Recently, in the pages of this journal, several authors debated the score-reporting policy for the United States Medical Licensing Examination (USMLE).1–3 Although the test was originally intended to assist state medical boards in making a binary determination regarding licensure, USMLE Step 1 scores are frequently used to screen applicants for postgraduate medical training programs, despite the lack of good evidence demonstrating that these scores predict success in residency. Some have suggested that reporting scores as pass/fail would honor the test’s purpose without encouraging inappropriate use.1

This issue is not new: for decades, there has been debate regarding whether the USMLE (and its predecessor exams) should report numeric scores or a pass/fail designation.4,5 While those engaged in these debates1–5 have frequently considered the consequences for stakeholders such as medical students and residency program directors (PDs), they have not explicitly considered the financial consequences such a change might have on the test’s sponsoring organization.

A financial conflict of interest (COI) has been defined as “a set of conditions in which professional judgment concerning a primary interest … tends to be unduly influenced by a secondary interest (such as financial gain).”6 Here, we explore the possibility that financial incentives could be influencing the National Board of Medical Examiners’ (NBME’s) position on USMLE score reporting.

In this Perspective, we examine the history and mission of the NBME and its licensing exams, trace the rise of “Step 1 mania,” review the financial incentives that provide a competing secondary interest in the NBME’s organizational prioritization and decision making, evaluate whether these might constitute a problematic COI, and consider possible remedies.

The Original Mission of the NBME

The NBME was founded in 1915 to address the lack of a nationwide, standardized examination for physicians. At that time (and still today), physicians practicing in the United States had to be licensed at the state level, so a physician who was qualified in one state may still have been required to take a separate exam in another state. Dr. William Rodman, then president of the American Medical Association, stated the NBME’s reason for being in a 1916 address:

Here was a man who had graduated at Harvard Medical College, passed the Massachusetts State Board of Health, had achieved an enviable position in Boston, was called to New York to take a more important position in [an] institution there, passed the State Board of New York and then on account of his commanding position in thoracic surgery, was called to preside over this department at the Mayo Clinic, and he had to take the Minnesota State Board examination before he could practice medicine. Is that right? Is there any man who will say that it is right?7

By creating an examination whose results could be accepted by all state medical boards, the NBME aimed to ease interstate reciprocity for licensure and allow a qualified physician to seek licensure in any state without the need for further testing.

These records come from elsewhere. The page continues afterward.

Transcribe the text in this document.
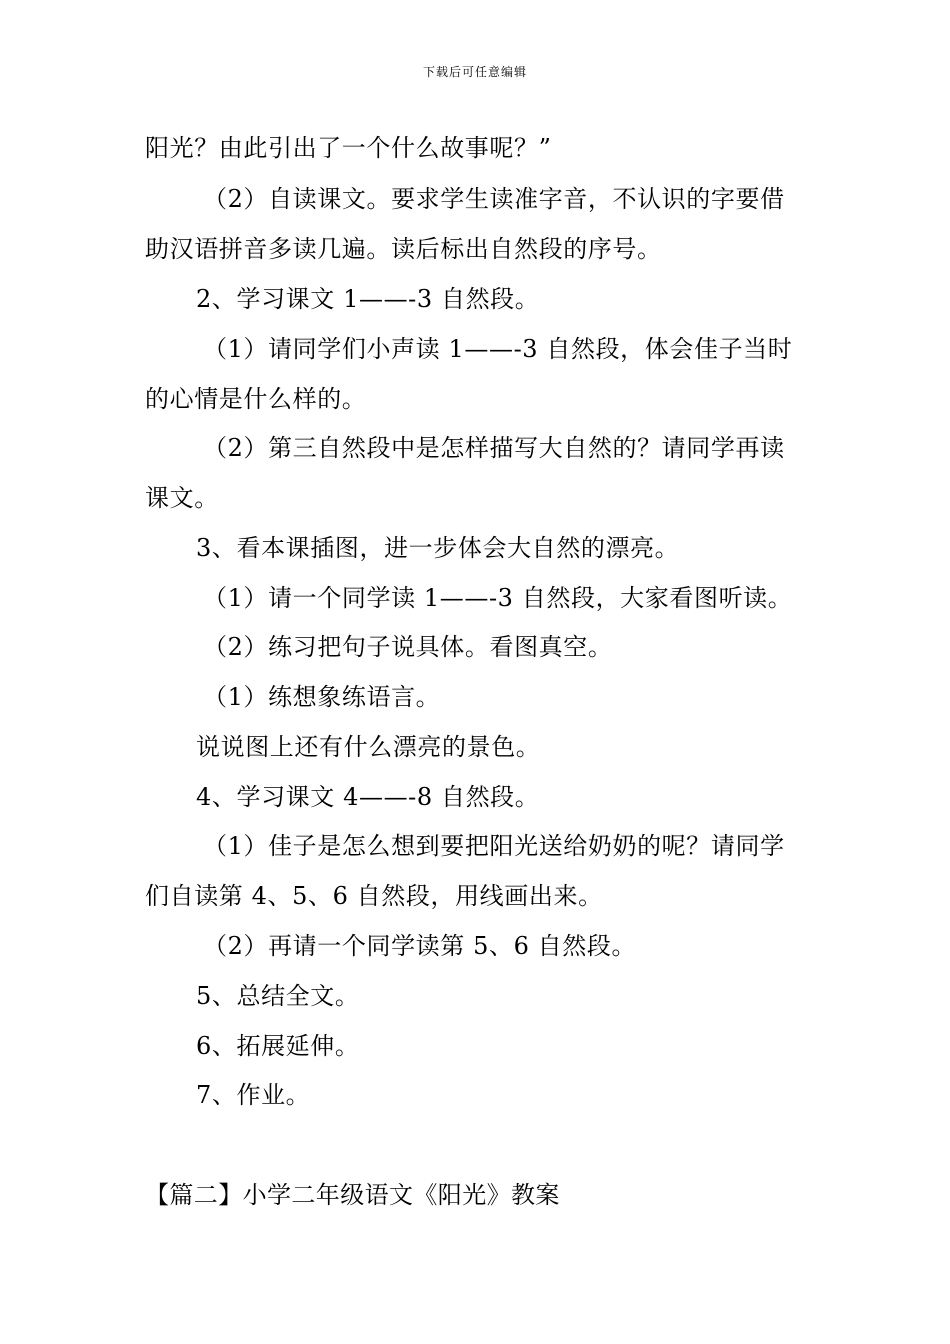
下载后可任意编辑
阳光？由此引出了一个什么故事呢？”
（2）自读课文。要求学生读准字音，不认识的字要借
助汉语拼音多读几遍。读后标出自然段的序号。
2、学习课文 1——-3 自然段。
（1）请同学们小声读 1——-3 自然段，体会佳子当时
的心情是什么样的。
（2）第三自然段中是怎样描写大自然的？请同学再读
课文。
3、看本课插图，进一步体会大自然的漂亮。
（1）请一个同学读 1——-3 自然段，大家看图听读。
（2）练习把句子说具体。看图真空。
（1）练想象练语言。
说说图上还有什么漂亮的景色。
4、学习课文 4——-8 自然段。
（1）佳子是怎么想到要把阳光送给奶奶的呢？请同学
们自读第 4、5、6 自然段，用线画出来。
（2）再请一个同学读第 5、6 自然段。
5、总结全文。
6、拓展延伸。
7、作业。
【篇二】小学二年级语文《阳光》教案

History of the NBME’s Exams

The first NBME examination was administered in 1916. Originally, participation in the NBME exam was completely voluntary. Only 16 states recognized the NBME’s certificate, and the scope and content of the NBME’s exam made it more difficult to pass than most individual state licensing exams. Until 1922, NBME examinations were “weeklong extravaganzas, incorporating essay, laboratory, oral, practical, and bedside components.”8 Examinees achieving a passing score were rewarded with a gold key, which some chose to wear on their person as a badge of honor.9

By 1954, the NBME had abandoned the bedside, oral, laboratory, and essay components of their earlier exams due to concerns over reliable and reproducible examination scoring. In their place, the NBME unveiled new, norm-referenced tests based entirely on multiple-choice questions. The new NBME Part I and II examinations were widely accepted by state medical boards. By the 1960s, state-sponsored licensing examinations disappeared and 2 parallel pathways for initial licensure had emerged: the NBME exam and the Federation Licensing Examination (FLEX).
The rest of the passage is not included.